長白山是壹個令人向往的地方。冬天,大地被白雪覆蓋,白雪皚皚的森林覆蓋著銀白色的雪。正是獵人大雪封山的季節,領著狗沿著動物的足跡尋找,經常打野豬和麅子。然後到了冬天,就是伐木砍柴的季節了。用雪橇拉木頭省力又快。每年農歷八月十五左右下雪,明年山東開桃花的清明時節,雪就開始融化了。東北人叫它跑桃花水,白天結冰,晚上結冰。因為冬天積雪太厚,流桃花水有時會引發山洪,使河流泛濫。

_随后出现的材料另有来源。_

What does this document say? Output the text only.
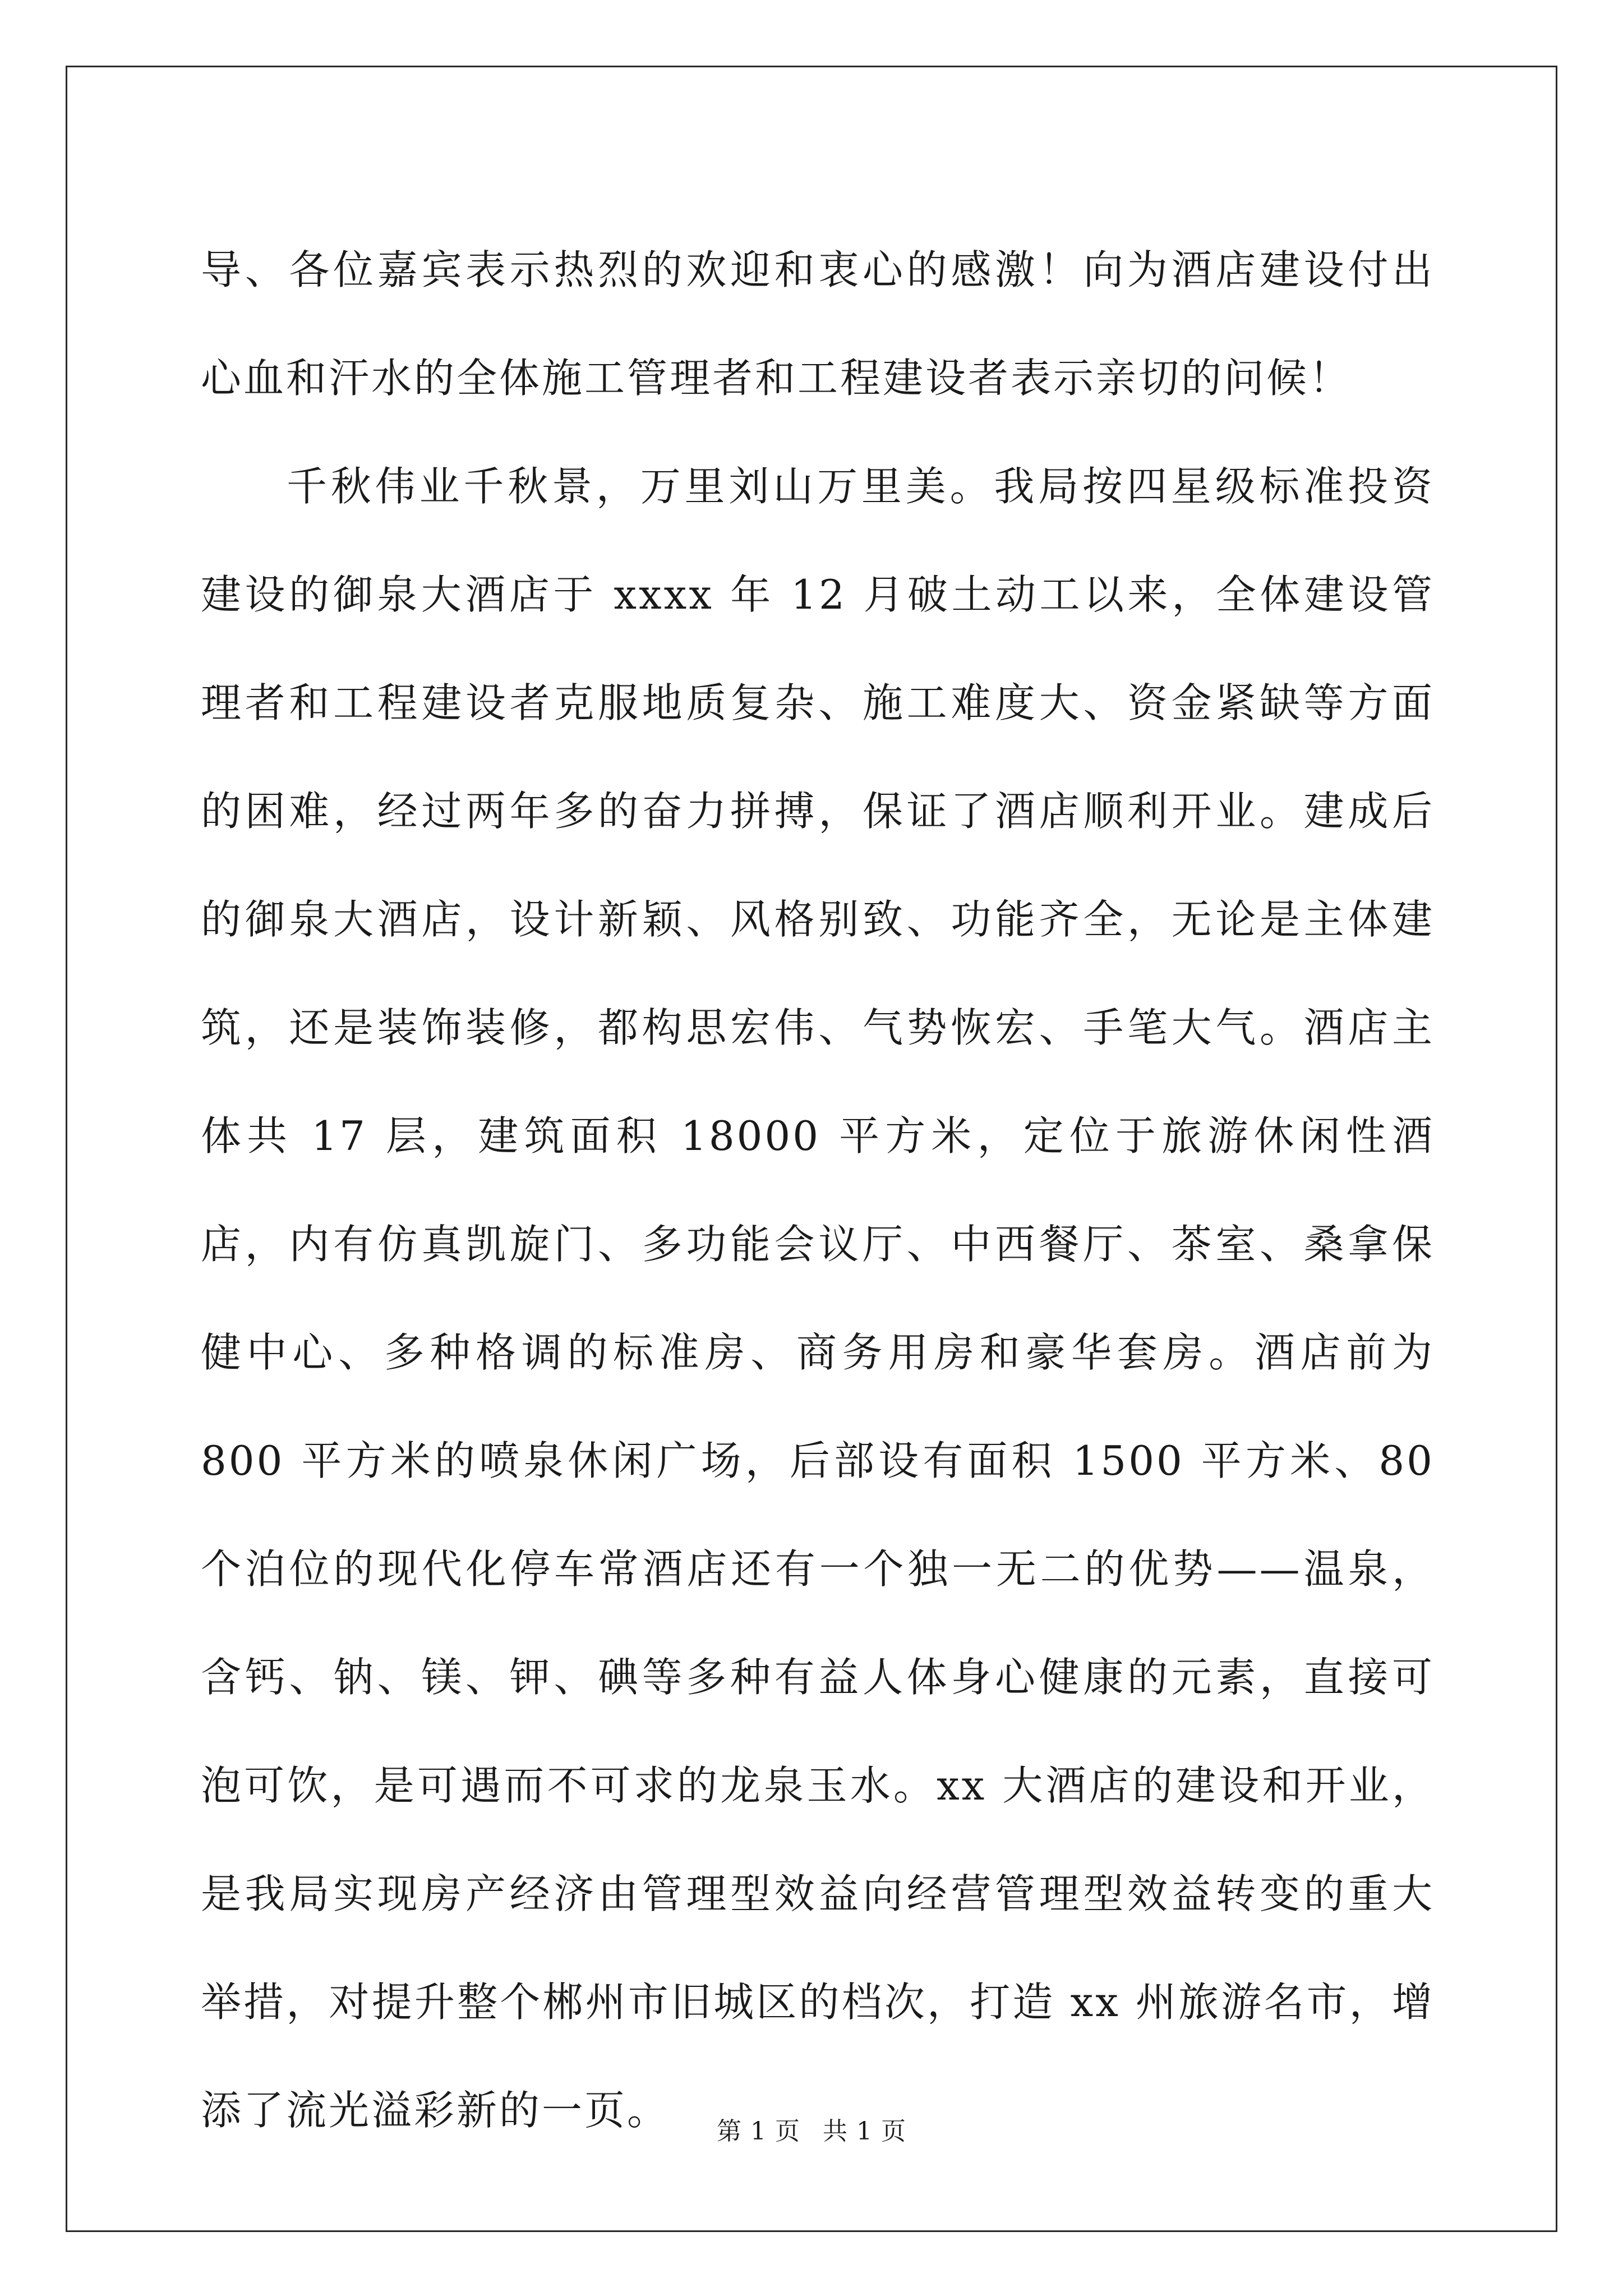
导、各位嘉宾表示热烈的欢迎和衷心的感激！向为酒店建设付出心血和汗水的全体施工管理者和工程建设者表示亲切的问候！

千秋伟业千秋景，万里刘山万里美。我局按四星级标准投资建设的御泉大酒店于 xxxx 年 12 月破土动工以来，全体建设管理者和工程建设者克服地质复杂、施工难度大、资金紧缺等方面的困难，经过两年多的奋力拼搏，保证了酒店顺利开业。建成后的御泉大酒店，设计新颖、风格别致、功能齐全，无论是主体建筑，还是装饰装修，都构思宏伟、气势恢宏、手笔大气。酒店主体共 17 层，建筑面积 18000 平方米，定位于旅游休闲性酒店，内有仿真凯旋门、多功能会议厅、中西餐厅、茶室、桑拿保健中心、多种格调的标准房、商务用房和豪华套房。酒店前为 800 平方米的喷泉休闲广场，后部设有面积 1500 平方米、80 个泊位的现代化停车常酒店还有一个独一无二的优势——温泉，含钙、钠、镁、钾、碘等多种有益人体身心健康的元素，直接可泡可饮，是可遇而不可求的龙泉玉水。xx 大酒店的建设和开业，是我局实现房产经济由管理型效益向经营管理型效益转变的重大举措，对提升整个郴州市旧城区的档次，打造 xx 州旅游名市，增添了流光溢彩新的一页。	第 1 页 共 1 页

1969年夏天,學校組織學生去臨江旅遊夏令營。在老師的帶領下,我們班幾十個人從瑤琳火車站坐火車去了臨江。臨江當時是壹個縣城。這座城市很小,但是幹凈整潔。雖然沒有高樓大廈,但城市街道寬闊,布局合理。臨江,顧名思義,是壹座依江而建的城市。我記得鴨綠江是深綠色的,水面寬闊,水流平穩。有人在河邊捕魚撒網。壹座鐵橋從東向西飛向朝鮮。正是從這座鐵橋,我們的誌願軍在抗美援朝戰爭中跨過了鴨綠江。從岸邊往外看。朝鮮村莊依稀可見,兩國人民隔江相望。解放戰爭時期,我們東北野戰軍四次護臨江,就是我說的。

回顧過去的歲月,東北是壹片熱土,是東北的玉米餅和煎餅養育了我。我懷著特殊的感情寫下了這個關東的故事,來表達我對黑土地的感激之情。搬回山東老家的時候,在東北的所見所聞,學習生活的點點滴滴,經常在腦海中閃現,在記憶中回放。

壹晃半個多世紀過去了。隨著時間的推移,我過去在東北學習生活的壹些記憶已經淡出了我的記憶,但我仍然記得長白山上的白雪,鴨綠江的深綠色的水,廣闊的林海和蜿蜒的長白山山脈,我對長白山的感情總是縈繞在我的腦海裏。

人的壹生是壹個漫長的過程。不知多少人生的記憶被歲月的風雨沖刷殆盡。很多往事都隨著時間的流逝而淡忘,回想起來感覺很遙遠。但是,有時候感覺是壹個瞬間的過程。往事如煙,仿佛回到了那個童年。